The main aim of this study was to assess the effect of ELF-EMF exposure (5 days, 1 Hz, 100 mT, 2 h/day) on ROS levels, expression levels of antioxidant genes, and apoptosis induction in different breast cancer molecular subtypes with different p53 statuses.
DCFH-DA results revealed that the ROS level increased in all three cell lines (SKBR-3, MDA-MB-231, and MCF-7); this increase was much greater in SKBR-3 (up to 5-fold compared to its sham exposure). This result was concurrent with the annexin V/PI results; SKBR-3 cells showed much more apoptosis induction (about 78%), compared with the others (22% or 11% in the other two cells). On the other hand, the mRNA expression level of SOD1 and SOD2 increased significantly in the MDA-MB-231, in addition to these two genes, the expression level of SOD3 and GSR increased in the MCF-7 cells but not in the SKBR-3.
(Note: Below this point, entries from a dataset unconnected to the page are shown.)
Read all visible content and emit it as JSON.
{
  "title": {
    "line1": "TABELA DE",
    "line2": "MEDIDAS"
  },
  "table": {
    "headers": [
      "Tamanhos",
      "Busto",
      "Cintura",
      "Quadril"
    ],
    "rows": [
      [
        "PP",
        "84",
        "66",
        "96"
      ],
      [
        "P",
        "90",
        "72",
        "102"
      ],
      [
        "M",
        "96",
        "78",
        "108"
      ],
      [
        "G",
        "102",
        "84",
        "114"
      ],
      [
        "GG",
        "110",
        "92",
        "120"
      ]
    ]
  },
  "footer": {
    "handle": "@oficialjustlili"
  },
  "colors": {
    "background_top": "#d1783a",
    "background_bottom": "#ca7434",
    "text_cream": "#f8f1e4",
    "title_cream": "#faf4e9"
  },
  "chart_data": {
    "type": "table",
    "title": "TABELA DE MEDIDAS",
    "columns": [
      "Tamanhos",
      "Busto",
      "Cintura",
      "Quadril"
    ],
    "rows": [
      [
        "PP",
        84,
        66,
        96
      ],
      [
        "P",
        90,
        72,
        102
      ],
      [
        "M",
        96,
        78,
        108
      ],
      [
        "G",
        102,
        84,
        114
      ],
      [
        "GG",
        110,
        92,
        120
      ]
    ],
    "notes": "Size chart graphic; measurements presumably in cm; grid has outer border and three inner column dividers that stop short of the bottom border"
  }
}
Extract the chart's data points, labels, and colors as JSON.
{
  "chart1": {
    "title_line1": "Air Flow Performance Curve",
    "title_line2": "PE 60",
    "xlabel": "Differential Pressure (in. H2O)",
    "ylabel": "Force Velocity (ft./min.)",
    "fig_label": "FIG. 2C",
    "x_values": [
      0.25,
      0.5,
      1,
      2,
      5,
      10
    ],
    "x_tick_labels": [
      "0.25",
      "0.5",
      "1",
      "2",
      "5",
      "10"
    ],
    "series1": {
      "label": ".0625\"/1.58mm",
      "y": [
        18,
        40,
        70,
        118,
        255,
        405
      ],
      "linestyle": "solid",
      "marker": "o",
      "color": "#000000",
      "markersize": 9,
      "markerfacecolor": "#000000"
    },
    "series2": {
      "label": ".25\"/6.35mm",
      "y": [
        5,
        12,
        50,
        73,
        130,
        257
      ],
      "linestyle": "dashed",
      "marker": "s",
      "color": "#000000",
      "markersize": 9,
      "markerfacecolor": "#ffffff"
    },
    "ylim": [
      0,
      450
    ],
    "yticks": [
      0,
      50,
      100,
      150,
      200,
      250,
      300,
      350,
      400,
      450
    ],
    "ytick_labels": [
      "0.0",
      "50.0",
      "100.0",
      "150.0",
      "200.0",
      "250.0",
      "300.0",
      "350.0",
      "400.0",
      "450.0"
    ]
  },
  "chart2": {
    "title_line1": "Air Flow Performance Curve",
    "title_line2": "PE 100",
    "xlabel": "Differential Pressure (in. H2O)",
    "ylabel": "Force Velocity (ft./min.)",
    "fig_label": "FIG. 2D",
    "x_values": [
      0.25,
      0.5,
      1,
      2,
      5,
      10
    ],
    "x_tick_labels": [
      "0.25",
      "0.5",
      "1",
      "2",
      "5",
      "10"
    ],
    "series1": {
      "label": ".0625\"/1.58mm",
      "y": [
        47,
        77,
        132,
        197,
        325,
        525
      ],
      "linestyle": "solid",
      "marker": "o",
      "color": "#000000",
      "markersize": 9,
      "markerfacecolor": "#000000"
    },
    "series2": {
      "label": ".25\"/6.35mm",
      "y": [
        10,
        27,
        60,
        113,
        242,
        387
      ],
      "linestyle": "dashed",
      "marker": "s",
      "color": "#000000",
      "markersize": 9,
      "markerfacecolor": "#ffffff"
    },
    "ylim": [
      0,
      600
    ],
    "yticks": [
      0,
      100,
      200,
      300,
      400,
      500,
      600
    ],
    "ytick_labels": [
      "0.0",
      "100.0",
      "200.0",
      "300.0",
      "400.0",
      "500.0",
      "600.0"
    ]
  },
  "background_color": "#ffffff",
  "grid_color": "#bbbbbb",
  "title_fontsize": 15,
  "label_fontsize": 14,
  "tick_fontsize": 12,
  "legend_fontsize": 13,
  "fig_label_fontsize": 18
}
Taken together, our results confirmed that ELF-EMF induced ROS-dependent apoptosis, especially in HER-2-enriched breast cancer cells (the SKBR-3), in a p53-independent manner. Other molecular subtypes (MDA-MB-231 as TNBC, or MCF-7 as luminal A) showed resistance against the ROS level increasing and subsequent apoptosis induction by using antioxidant genes, especially SOD1.

PMID:
42467070
Bibliographic data and abstract were imported from PubMed on 17 Jul 2026.